The unknown is, while we're doing construction we have to move the existing businesses away and we can't move it where the clinic is so we will be leasing space to move this for six to nine months.

If it does well there — let's say grooming and Paws & Reflect did really well in that location — I might keep part of it there. Rehab will come back to the clinic for sure and we will have a groomer at the clinic for sure, but if the boutique and some of our grooming services as a unit together do really well in another location I might just keep it in that location.

What is the future of veterinary care?

The future of veterinarian medicine in general is — and it already has leaned toward this — specialization.

I'm a general practitioner and I love being a generalist. I love being a generalist because I like doing a little bit of everything. I can do surgery if I want, I do internal medicine.
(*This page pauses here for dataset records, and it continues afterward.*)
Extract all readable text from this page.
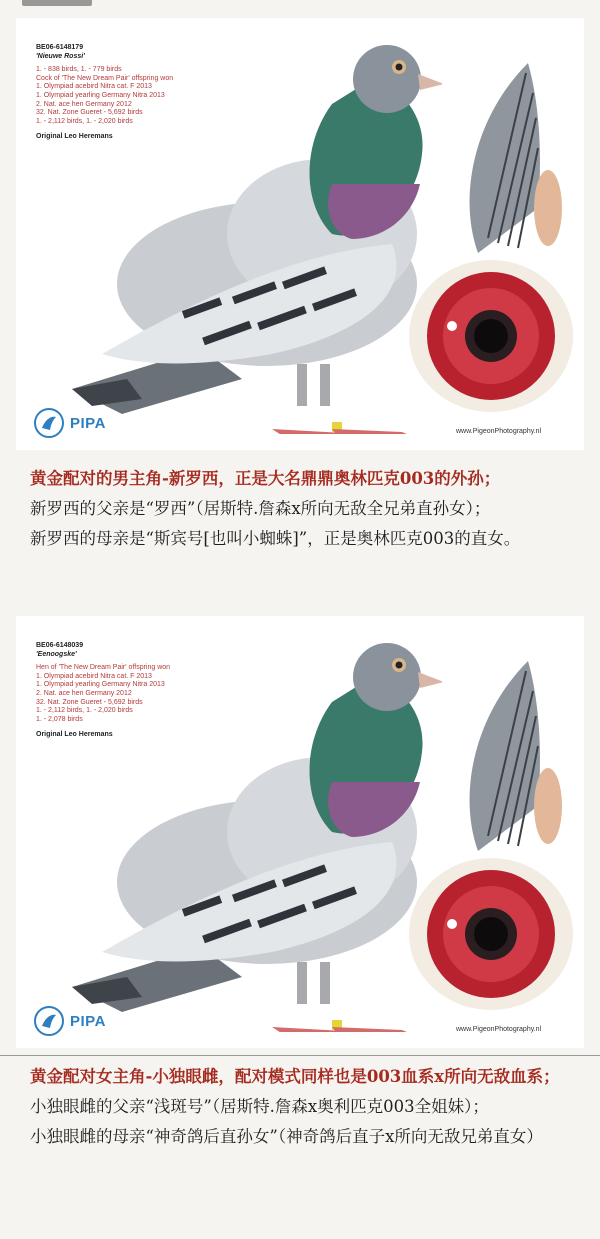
BE06-6148179
'Nieuwe Rossi'
1. - 838 birds, 1. - 779 birds
Cock of 'The New Dream Pair' offspring won
1. Olympiad acebird Nitra cat. F 2013
1. Olympiad yearling Germany Nitra 2013
2. Nat. ace hen Germany 2012
32. Nat. Zone Gueret - 5,692 birds
1. - 2,112 birds, 1. - 2,020 birds
Original Leo Heremans
PIPA	www.PigeonPhotography.nl

黄金配对的男主角-新罗西，正是大名鼎鼎奥林匹克003的外孙；

新罗西的父亲是“罗西”（居斯特.詹森x所向无敌全兄弟直孙女）；

新罗西的母亲是“斯宾号[也叫小蜘蛛]”，正是奥林匹克003的直女。

BE06-6148039
'Eenoogske'
Hen of 'The New Dream Pair' offspring won
1. Olympiad acebird Nitra cat. F 2013
1. Olympiad yearling Germany Nitra 2013
2. Nat. ace hen Germany 2012
32. Nat. Zone Gueret - 5,692 birds
1. - 2,112 birds, 1. - 2,020 birds
1. - 2,078 birds
Original Leo Heremans
PIPA	www.PigeonPhotography.nl

黄金配对女主角-小独眼雌，配对模式同样也是003血系x所向无敌血系；

小独眼雌的父亲“浅斑号”（居斯特.詹森x奥利匹克003全姐妹）；

小独眼雌的母亲“神奇鸽后直孙女”（神奇鸽后直子x所向无敌兄弟直女）
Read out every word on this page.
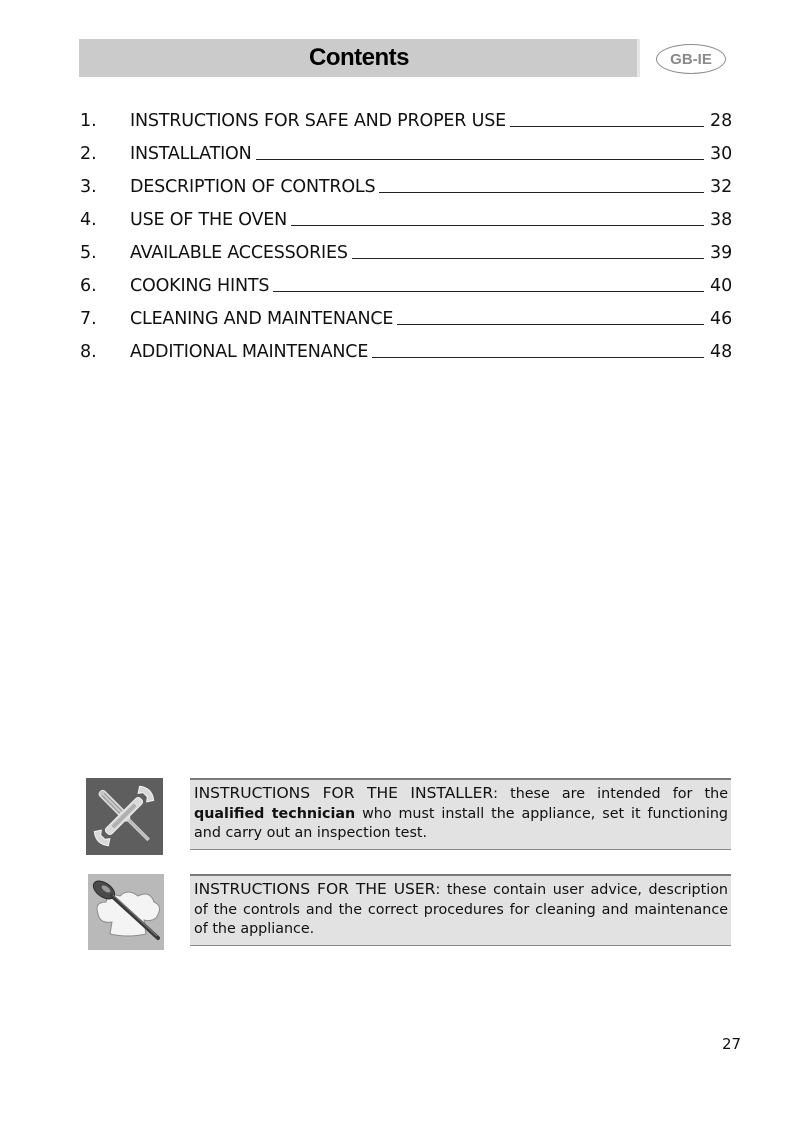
Contents	GB-IE
1.	INSTRUCTIONS FOR SAFE AND PROPER USE	28
2.	INSTALLATION	30
3.	DESCRIPTION OF CONTROLS	32
4.	USE OF THE OVEN	38
5.	AVAILABLE ACCESSORIES	39
6.	COOKING HINTS	40
7.	CLEANING AND MAINTENANCE	46
8.	ADDITIONAL MAINTENANCE	48
INSTRUCTIONS FOR THE INSTALLER: these are intended for the qualified technician who must install the appliance, set it functioning and carry out an inspection test.
INSTRUCTIONS FOR THE USER: these contain user advice, description of the controls and the correct procedures for cleaning and maintenance of the appliance.
27
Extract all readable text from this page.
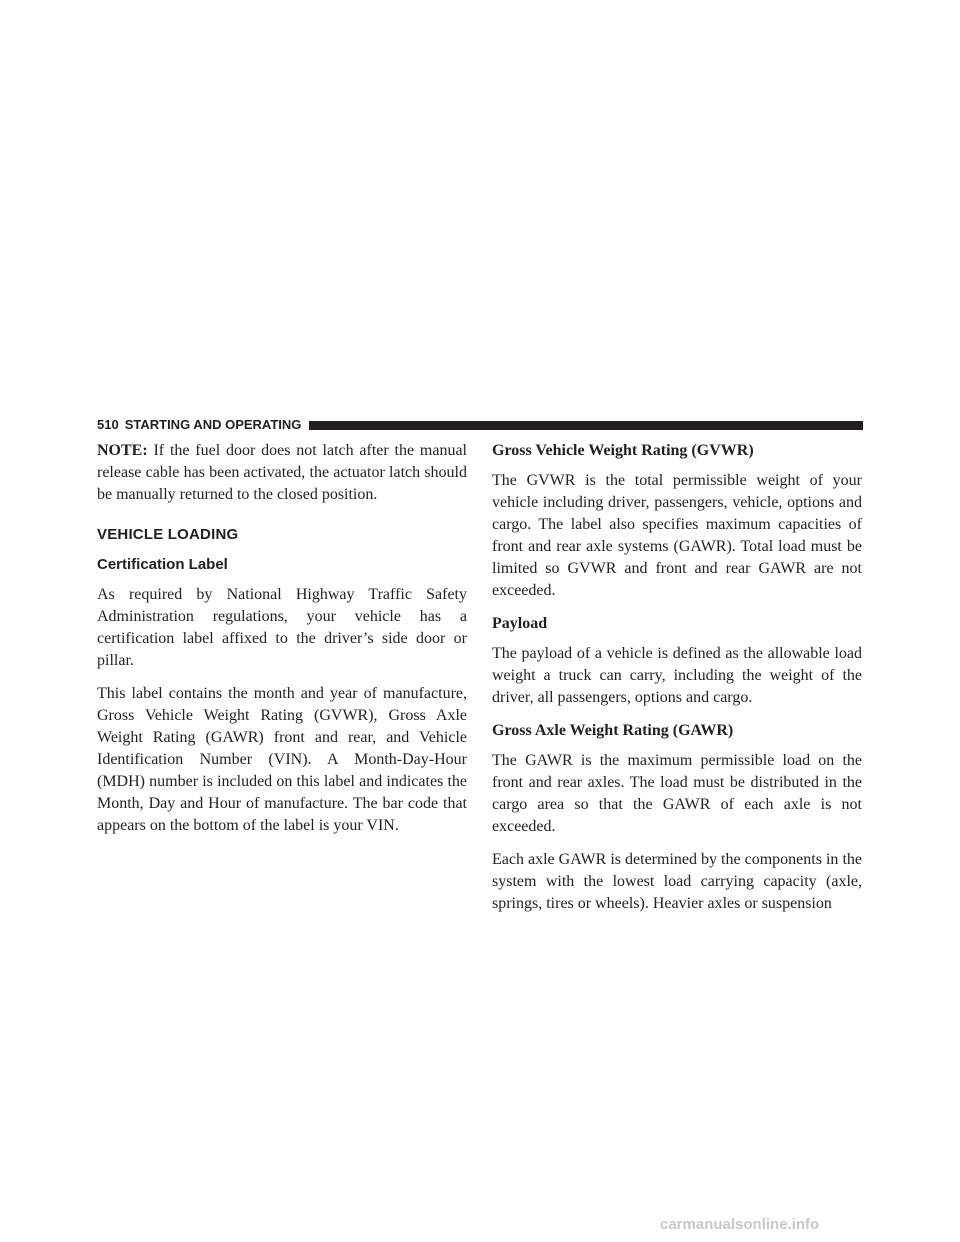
510 STARTING AND OPERATING

NOTE: If the fuel door does not latch after the manual release cable has been activated, the actuator latch should be manually returned to the closed position.

VEHICLE LOADING
Certification Label

As required by National Highway Traffic Safety Administration regulations, your vehicle has a certification label affixed to the driver’s side door or pillar.

This label contains the month and year of manufacture, Gross Vehicle Weight Rating (GVWR), Gross Axle Weight Rating (GAWR) front and rear, and Vehicle Identification Number (VIN). A Month-Day-Hour (MDH) number is included on this label and indicates the Month, Day and Hour of manufacture. The bar code that appears on the bottom of the label is your VIN.

Gross Vehicle Weight Rating (GVWR)

The GVWR is the total permissible weight of your vehicle including driver, passengers, vehicle, options and cargo. The label also specifies maximum capacities of front and rear axle systems (GAWR). Total load must be limited so GVWR and front and rear GAWR are not exceeded.

Payload

The payload of a vehicle is defined as the allowable load weight a truck can carry, including the weight of the driver, all passengers, options and cargo.

Gross Axle Weight Rating (GAWR)

The GAWR is the maximum permissible load on the front and rear axles. The load must be distributed in the cargo area so that the GAWR of each axle is not exceeded.

Each axle GAWR is determined by the components in the system with the lowest load carrying capacity (axle, springs, tires or wheels). Heavier axles or suspension

carmanualsonline.info
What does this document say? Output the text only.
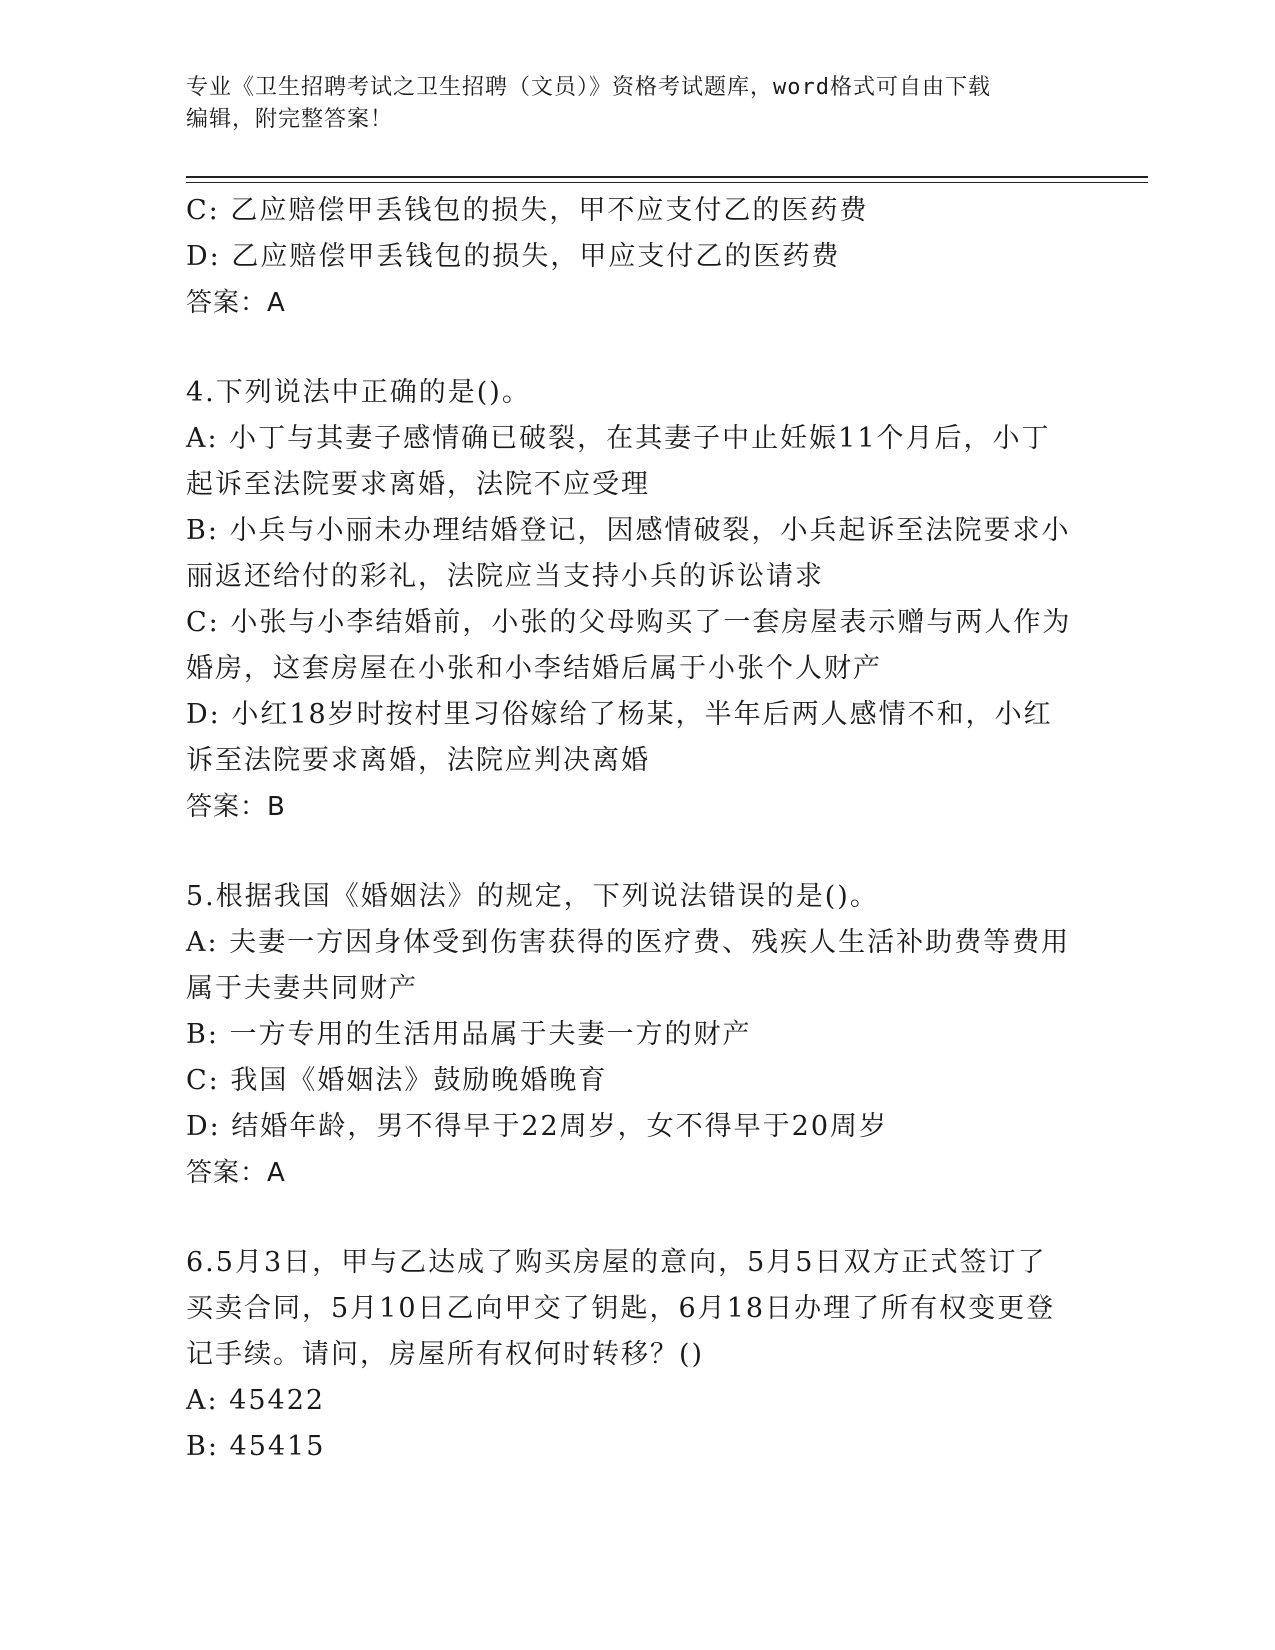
专业《卫生招聘考试之卫生招聘（文员）》资格考试题库，word格式可自由下载
编辑，附完整答案！
C: 乙应赔偿甲丢钱包的损失，甲不应支付乙的医药费
D: 乙应赔偿甲丢钱包的损失，甲应支付乙的医药费
答案：A
4.下列说法中正确的是()。
A: 小丁与其妻子感情确已破裂，在其妻子中止妊娠11个月后，小丁
起诉至法院要求离婚，法院不应受理
B: 小兵与小丽未办理结婚登记，因感情破裂，小兵起诉至法院要求小
丽返还给付的彩礼，法院应当支持小兵的诉讼请求
C: 小张与小李结婚前，小张的父母购买了一套房屋表示赠与两人作为
婚房，这套房屋在小张和小李结婚后属于小张个人财产
D: 小红18岁时按村里习俗嫁给了杨某，半年后两人感情不和，小红
诉至法院要求离婚，法院应判决离婚
答案：B
5.根据我国《婚姻法》的规定，下列说法错误的是()。
A: 夫妻一方因身体受到伤害获得的医疗费、残疾人生活补助费等费用
属于夫妻共同财产
B: 一方专用的生活用品属于夫妻一方的财产
C: 我国《婚姻法》鼓励晚婚晚育
D: 结婚年龄，男不得早于22周岁，女不得早于20周岁
答案：A
6.5月3日，甲与乙达成了购买房屋的意向，5月5日双方正式签订了
买卖合同，5月10日乙向甲交了钥匙，6月18日办理了所有权变更登
记手续。请问，房屋所有权何时转移？()
A: 45422
B: 45415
Not everybody has the funds to go off to specialty practice. Which means I have to be up on it and I get to learn it and I get to do it and that's fun. It's challenging.

But to the client that takes the “A” (medical care) plan, that wants to go off to the specialist with a very difficult case, I think veterinarian medicine is going to be where that needs to be done.

We need to encourage all veterinarians to have the ability to pass on specialty-type procedures: orthopedic surgery, oncology, neurology, internal medicine. So the future of veterinary medicine is that those subspecialties allow for more accurate diagnostics. Because that's all they do.

So as far as how does that affect my business, to the clients that want to do it I send that stuff out which means it's not money that stays in house. But it's the right thing to do. If you keep too much in-house that should be sent out house, what do you think your accuracy level is? How frequently could somebody misdiagnose something because they were not that encouraged to send somebody to the specialist.